Une famille sur trois a des enfants montrant encore des signes de "détresse psychologique", selon l'Unicef. Chez les adultes, c'est une personne sur deux.

"J'ai restauré ma maison, mais moi je ne me suis pas encore restaurée", pouvait-on lire mercredi sur une pancarte brandie par une manifestante. 

Outre l'explosion cataclysmique, les souffrances des Libanais ont été décuplées par une crise économique et une pandémie, toutes deux inédites.  

Chute libre de la monnaie locale, restrictions bancaires inédites, hyperinflation, pénuries de courant, de carburants et de médicaments, le pays est aussi sans gouvernement depuis un an, censé pourtant enclencher des réformes réclamées par la communauté internationale en échange d'aides cruciales.

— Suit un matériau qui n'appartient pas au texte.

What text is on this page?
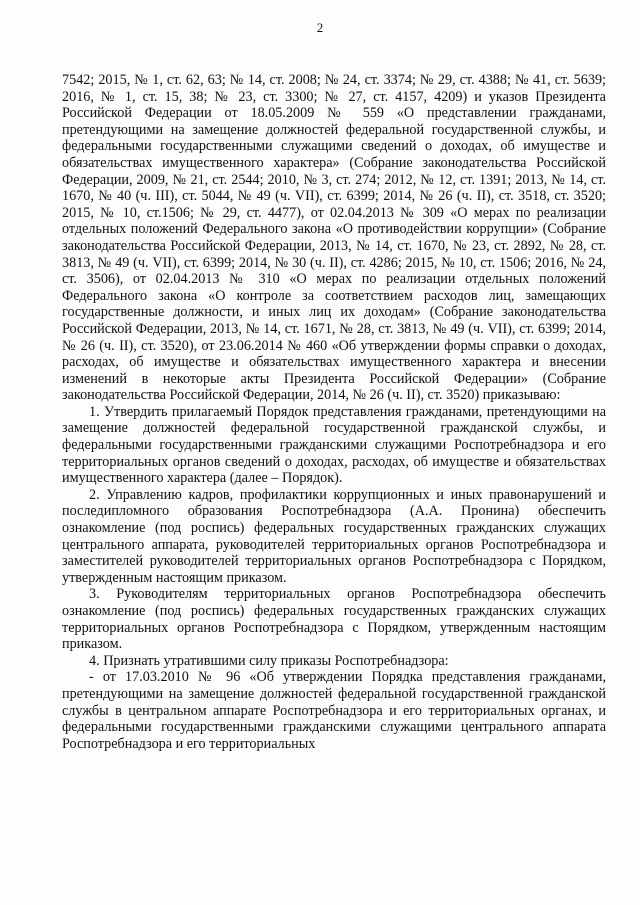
2

7542; 2015, № 1, ст. 62, 63; № 14, ст. 2008; № 24, ст. 3374; № 29, ст. 4388; № 41, ст. 5639; 2016, № 1, ст. 15, 38; № 23, ст. 3300; № 27, ст. 4157, 4209) и указов Президента Российской Федерации от 18.05.2009 № 559 «О представлении гражданами, претендующими на замещение должностей федеральной государственной службы, и федеральными государственными служащими сведений о доходах, об имуществе и обязательствах имущественного характера» (Собрание законодательства Российской Федерации, 2009, № 21, ст. 2544; 2010, № 3, ст. 274; 2012, № 12, ст. 1391; 2013, № 14, ст. 1670, № 40 (ч. III), ст. 5044, № 49 (ч. VII), ст. 6399; 2014, № 26 (ч. II), ст. 3518, ст. 3520; 2015, № 10, ст.1506; № 29, ст. 4477), от 02.04.2013 № 309 «О мерах по реализации отдельных положений Федерального закона «О противодействии коррупции» (Собрание законодательства Российской Федерации, 2013, № 14, ст. 1670, № 23, ст. 2892, № 28, ст. 3813, № 49 (ч. VII), ст. 6399; 2014, № 30 (ч. II), ст. 4286; 2015, № 10, ст. 1506; 2016, № 24, ст. 3506), от 02.04.2013 № 310 «О мерах по реализации отдельных положений Федерального закона «О контроле за соответствием расходов лиц, замещающих государственные должности, и иных лиц их доходам» (Собрание законодательства Российской Федерации, 2013, № 14, ст. 1671, № 28, ст. 3813, № 49 (ч. VII), ст. 6399; 2014, № 26 (ч. II), ст. 3520), от 23.06.2014 № 460 «Об утверждении формы справки о доходах, расходах, об имуществе и обязательствах имущественного характера и внесении изменений в некоторые акты Президента Российской Федерации» (Собрание законодательства Российской Федерации, 2014, № 26 (ч. II), ст. 3520) приказываю:

1. Утвердить прилагаемый Порядок представления гражданами, претендующими на замещение должностей федеральной государственной гражданской службы, и федеральными государственными гражданскими служащими Роспотребнадзора и его территориальных органов сведений о доходах, расходах, об имуществе и обязательствах имущественного характера (далее – Порядок).

2. Управлению кадров, профилактики коррупционных и иных правонарушений и последипломного образования Роспотребнадзора (А.А. Пронина) обеспечить ознакомление (под роспись) федеральных государственных гражданских служащих центрального аппарата, руководителей территориальных органов Роспотребнадзора и заместителей руководителей территориальных органов Роспотребнадзора с Порядком, утвержденным настоящим приказом.

3. Руководителям территориальных органов Роспотребнадзора обеспечить ознакомление (под роспись) федеральных государственных гражданских служащих территориальных органов Роспотребнадзора с Порядком, утвержденным настоящим приказом.

4. Признать утратившими силу приказы Роспотребнадзора:

- от 17.03.2010 № 96 «Об утверждении Порядка представления гражданами, претендующими на замещение должностей федеральной государственной гражданской службы в центральном аппарате Роспотребнадзора и его территориальных органах, и федеральными государственными гражданскими служащими центрального аппарата Роспотребнадзора и его территориальных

Mais quasiment inchangée depuis la guerre civile (1975-1990), la classe politique tergiverse, accusée de favoriser le blocage pour se maintenir au pouvoir.

"Les dirigeants libanais semblent faire le pari du pourrissement (...). Je pense que c'est une faute historique et morale", a déploré mercredi Emmanuel Macron lors de la conférence d'aide. 

La menace de sanctions européennes ne semble pas non plus tirer la classe dirigeante de sa léthargie.

Faisant écho à son homologue français, le président américain Joe Biden a appelé aussi les responsables libanais à "réformer l'économie et combattre la corruption".